Para tirar proveito do vivido necessitamos, primeiro, recuperar o passado exercitando nossa memória; depois, esquecer o incidental de nosso passado para poder extrair a ensinança que nossa vida contém.

Este esquecimento exige de nós distinguir e separar os diferentes elementos que compõem nossas experiências.

Ao adquirir a capacidade de individualizar os fatos concisos do passado não confundimos o que aconteceu com nossas reações pelo que ocorreu. Desta maneira, as experiências vividas nos oferecem um grande ensinamento porque mostram os fatos com clareza; evidenciam nossa responsabilidade pelo que estamos vivendo; revelam que a despeito das circunstâncias e dos acontecimentos, temos liberdade para escolher como reagir ante eles.

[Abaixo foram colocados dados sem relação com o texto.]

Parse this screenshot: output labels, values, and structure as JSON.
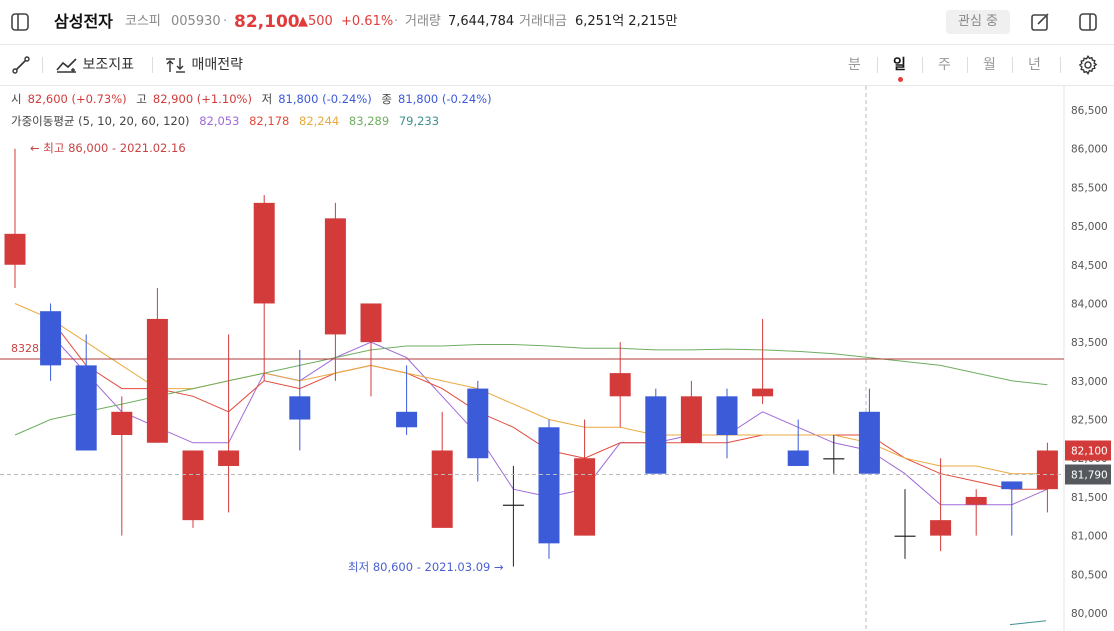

Esta liberdade nos permite orientar nosso curso dentro da corrente da vida.

Essa mesma liberdade é a base de nossa fortaleza interior. Mas, para contar plenamente com essa liberdade, necessitamos concluir as situações que deixamos inacabadas em nosso passado.

*trata-se de um exercício que faz parte do Método de Cafh e que se recomenda praticar à noite, antes de dormir.